This post is sponsored by Steve Wallen Swim School, but all opinions are my own.
When Isla was first diagnosed with autism, we had many different conversations with doctors, therapist and teachers (and almost everyone in between) about how to proceed. The one thing everyone suggested over and over were sensory activities. This frustrated me to no end, because I thought we were supposed to be focusing on autism. Why was no one addressing the autism?? Why was everyone always so busy talking about sensory input? Well, it turns out that for most, striking a balance with the right combination of sensory input and output is key to regulating autism.
Before I explain further, I do want to add that I am no expert, just a mom who has found success in these things for my daughter. Each person with autism experiences things differently and while I’m painting broad brush strokes, these things are generally true, including in Isla’s case.
What Is The Sensory System?
The more I learned about autism, the more I learned that the sensory system is vital to success. The sensory system is how your body processes all of the sights, sounds, smells, tastes and feelings you experience throughout the day. For most people with autism, their body processes senses more intensely.
A neurotypical person may hear the low hum of the refrigerator in the background, but it doesn’t prevent them from concentrating on an important project. They might be able to handle a crowded store during the holidays, loud music in the car, a scratchy wool sweater, being hugged or bright fluorescent lights. These are overly simplified examples, but for people with autism, these things can often lead to an overload of the senses, which prevents them from being able to cope and leads to sensory overload.
I like to think of your sensory system as a bucket. All of the ways your body experiences a sensory input in your environment is a drop in the bucket. If you experience too many, too quickly, the bucket is going to overflow and have a sensory meltdown. Finding ways to empty the bucket occasionally, through a sensory activity, is how you can maintain a manageable water level and avoid meltdown.
Everyone has a sensory system and can experience sensory overload. The difference is how you are able to cope with it and bounce back. When Isla experiences sensory overload, it often leads to an inability to communicate her needs and frustration with our misguided attempts to help. When she was younger, things would spiral downward quickly and was often unable to recover for the entire day. But, with the help of our amazing ABA therapist, we as parents have become better able to identify her triggers and provide outlets to build up her ability to tolerate sensory input, and she rarely has sensory meltdowns anymore.
Swimming as a Sensory Activity
Maintaining a manageable sensory level is what we do with and for Isla throughout the day. We still manage a majority (I’d say about 50%) of it because she is still young, but the goal is to get her to identify her triggers and be fully capable of doing what she needs to “empty her bucket”.
By far, her most favorite sensory activity is swimming. Water is unbelievably calming, so it’s no wonder. I even recall hearing some age old parenting advice about getting a fussy baby to water, so we definitely haven’t invented anything! The buoyancy, the calming effect, and the weightlessness all combine to make the perfect sensory activity. Even just the sensory feedback of from the large muscle movements (like kicking and scooping your arms) in the water is sensory input enough to calm the body.

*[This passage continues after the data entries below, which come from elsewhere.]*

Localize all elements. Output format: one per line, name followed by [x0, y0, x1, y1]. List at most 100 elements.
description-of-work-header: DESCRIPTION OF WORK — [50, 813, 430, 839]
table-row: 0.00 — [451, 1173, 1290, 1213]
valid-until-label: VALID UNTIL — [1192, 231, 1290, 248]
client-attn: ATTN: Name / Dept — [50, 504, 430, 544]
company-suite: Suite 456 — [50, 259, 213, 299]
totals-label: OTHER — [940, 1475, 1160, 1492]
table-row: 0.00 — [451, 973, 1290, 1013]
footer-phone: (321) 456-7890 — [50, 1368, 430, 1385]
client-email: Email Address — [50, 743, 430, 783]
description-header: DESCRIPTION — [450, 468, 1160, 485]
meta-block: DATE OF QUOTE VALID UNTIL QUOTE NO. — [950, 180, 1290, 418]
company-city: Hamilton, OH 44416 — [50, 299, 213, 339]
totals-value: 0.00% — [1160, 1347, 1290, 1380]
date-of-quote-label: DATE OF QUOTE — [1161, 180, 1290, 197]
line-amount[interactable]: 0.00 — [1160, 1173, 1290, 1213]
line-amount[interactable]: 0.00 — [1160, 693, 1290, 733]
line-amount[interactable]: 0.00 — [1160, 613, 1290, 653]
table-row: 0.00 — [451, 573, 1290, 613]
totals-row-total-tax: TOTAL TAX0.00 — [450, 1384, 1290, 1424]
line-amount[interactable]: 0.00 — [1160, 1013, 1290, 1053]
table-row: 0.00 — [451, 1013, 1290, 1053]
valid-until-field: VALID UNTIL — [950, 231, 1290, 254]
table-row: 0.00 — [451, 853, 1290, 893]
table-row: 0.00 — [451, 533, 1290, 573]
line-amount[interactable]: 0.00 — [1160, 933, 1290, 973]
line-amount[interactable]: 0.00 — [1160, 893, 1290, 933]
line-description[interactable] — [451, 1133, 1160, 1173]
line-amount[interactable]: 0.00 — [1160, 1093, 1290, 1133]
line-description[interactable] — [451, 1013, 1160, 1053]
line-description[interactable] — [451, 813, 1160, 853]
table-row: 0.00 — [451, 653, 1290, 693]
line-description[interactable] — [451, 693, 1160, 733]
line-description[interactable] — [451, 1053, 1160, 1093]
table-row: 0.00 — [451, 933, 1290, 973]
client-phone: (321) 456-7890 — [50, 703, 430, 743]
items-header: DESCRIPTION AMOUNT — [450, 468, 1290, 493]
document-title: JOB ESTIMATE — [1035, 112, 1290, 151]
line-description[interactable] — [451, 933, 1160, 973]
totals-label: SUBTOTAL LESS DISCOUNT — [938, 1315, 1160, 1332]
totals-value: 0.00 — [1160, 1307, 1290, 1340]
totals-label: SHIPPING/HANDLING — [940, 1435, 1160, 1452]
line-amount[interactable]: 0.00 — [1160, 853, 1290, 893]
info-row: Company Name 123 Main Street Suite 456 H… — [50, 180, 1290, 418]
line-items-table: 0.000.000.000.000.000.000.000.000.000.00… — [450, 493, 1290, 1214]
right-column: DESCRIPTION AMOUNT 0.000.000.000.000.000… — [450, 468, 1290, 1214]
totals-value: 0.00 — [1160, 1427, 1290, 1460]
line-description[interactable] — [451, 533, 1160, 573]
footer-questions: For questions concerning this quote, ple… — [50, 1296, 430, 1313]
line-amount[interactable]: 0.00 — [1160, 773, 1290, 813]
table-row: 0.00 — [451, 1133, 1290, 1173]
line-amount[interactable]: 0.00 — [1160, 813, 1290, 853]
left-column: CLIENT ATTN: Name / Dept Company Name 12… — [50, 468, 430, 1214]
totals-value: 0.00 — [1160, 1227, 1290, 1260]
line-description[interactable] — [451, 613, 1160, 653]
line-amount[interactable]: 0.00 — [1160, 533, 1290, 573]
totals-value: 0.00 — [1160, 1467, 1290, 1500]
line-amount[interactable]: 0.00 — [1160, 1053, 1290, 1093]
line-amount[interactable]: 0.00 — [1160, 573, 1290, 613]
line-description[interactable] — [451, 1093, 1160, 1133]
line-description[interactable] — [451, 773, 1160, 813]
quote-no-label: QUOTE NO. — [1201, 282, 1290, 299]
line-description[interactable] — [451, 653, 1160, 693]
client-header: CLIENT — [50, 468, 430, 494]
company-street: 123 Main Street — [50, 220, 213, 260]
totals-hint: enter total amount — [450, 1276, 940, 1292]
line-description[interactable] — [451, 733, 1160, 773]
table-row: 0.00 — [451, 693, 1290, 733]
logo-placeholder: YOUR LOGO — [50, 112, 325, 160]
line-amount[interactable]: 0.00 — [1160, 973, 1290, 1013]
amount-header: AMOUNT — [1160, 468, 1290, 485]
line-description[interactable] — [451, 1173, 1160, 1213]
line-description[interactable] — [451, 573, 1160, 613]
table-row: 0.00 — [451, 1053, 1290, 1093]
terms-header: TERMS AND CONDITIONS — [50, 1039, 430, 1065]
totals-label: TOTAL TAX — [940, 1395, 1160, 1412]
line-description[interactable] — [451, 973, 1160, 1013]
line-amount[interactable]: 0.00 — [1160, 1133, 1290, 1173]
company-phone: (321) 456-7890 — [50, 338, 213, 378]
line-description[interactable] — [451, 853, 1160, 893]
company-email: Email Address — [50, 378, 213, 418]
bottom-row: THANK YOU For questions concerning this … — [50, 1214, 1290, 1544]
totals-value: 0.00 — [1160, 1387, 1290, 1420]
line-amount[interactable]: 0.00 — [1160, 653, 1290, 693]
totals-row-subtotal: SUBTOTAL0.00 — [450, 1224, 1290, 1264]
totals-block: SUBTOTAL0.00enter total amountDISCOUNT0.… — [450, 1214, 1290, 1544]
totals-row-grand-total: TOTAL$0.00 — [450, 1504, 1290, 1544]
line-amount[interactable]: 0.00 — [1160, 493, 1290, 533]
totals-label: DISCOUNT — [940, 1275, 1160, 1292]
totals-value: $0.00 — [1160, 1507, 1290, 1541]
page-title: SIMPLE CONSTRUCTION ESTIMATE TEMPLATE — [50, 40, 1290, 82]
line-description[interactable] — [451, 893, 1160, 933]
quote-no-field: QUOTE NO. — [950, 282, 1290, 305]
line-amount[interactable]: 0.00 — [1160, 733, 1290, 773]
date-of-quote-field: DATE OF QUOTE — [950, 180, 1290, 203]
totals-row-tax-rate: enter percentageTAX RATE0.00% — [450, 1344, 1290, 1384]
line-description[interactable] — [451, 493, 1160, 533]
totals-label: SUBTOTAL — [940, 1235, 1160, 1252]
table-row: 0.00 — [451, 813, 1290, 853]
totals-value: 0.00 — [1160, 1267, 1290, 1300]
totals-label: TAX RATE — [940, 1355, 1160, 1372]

We noticed a significant difference in her behavior when she started swimming last summer. On days she swam, her body looked visibly calmer, which translated to her mind being calmer. With a calm, clear mind, she could get her ideas and thoughts out easier, which meant her demands were being met. We saw a dramatic increase in her communication and a decrease in her sensory related tantrums (can I get an amen?!), which meant we could make way to work on bigger skills, like potty training and staying in her own bed all night.
Steve Wallen Swim School
Once we made the connection that swimming was such a great sensory tool, we started researching swim schools. We had tried several in the past, but we felt strongly that we wanted the focus to be on skill building, as well as sensory. Sensory activity aside, water safety is so important, and we wanted our children to go somewhere where they would develop swimming and safety skills simultaneously, rather than just play in the water. We felt that by providing Isla with the foundational skills of swimming, that it could potentially become a tool to regulate her sensory system for the rest of her life.
I loved that Steve Wallen Swim School has instructors who are more specialized in special needs. They didn’t hesitate when I mentioned that Isla has autism and they had several instructors that were qualified to work with her. It has truly been amazing to see how quickly Isla has developed skills. By the second lesson, she was putting her face in the water and swimming independently. I feel like the instructors strike a balance between pushing the students to achieve new skills while still making them feel comfortable.
Steve Wallen Swim School was founded over 40 years ago in the Sacramento area. They have two locations, Roseville and El Dorado Hills, and I honestly can’t say enough good things about them. All of the instructors I’ve observed are highly trained, the office staff is incredibly friendly and accommodating and their facility is top notch. If you are in the area and considering swim lessons for your child, you absolutely need to try Steve Wallen Swim School. You can try the first lesson free and I promise you will be back! You can read more about our full review of Steve Wallen Swim School here.
Swimming is a such a valuable life skill for any child, but for a child with autism, swimming can provide an added set of benefits.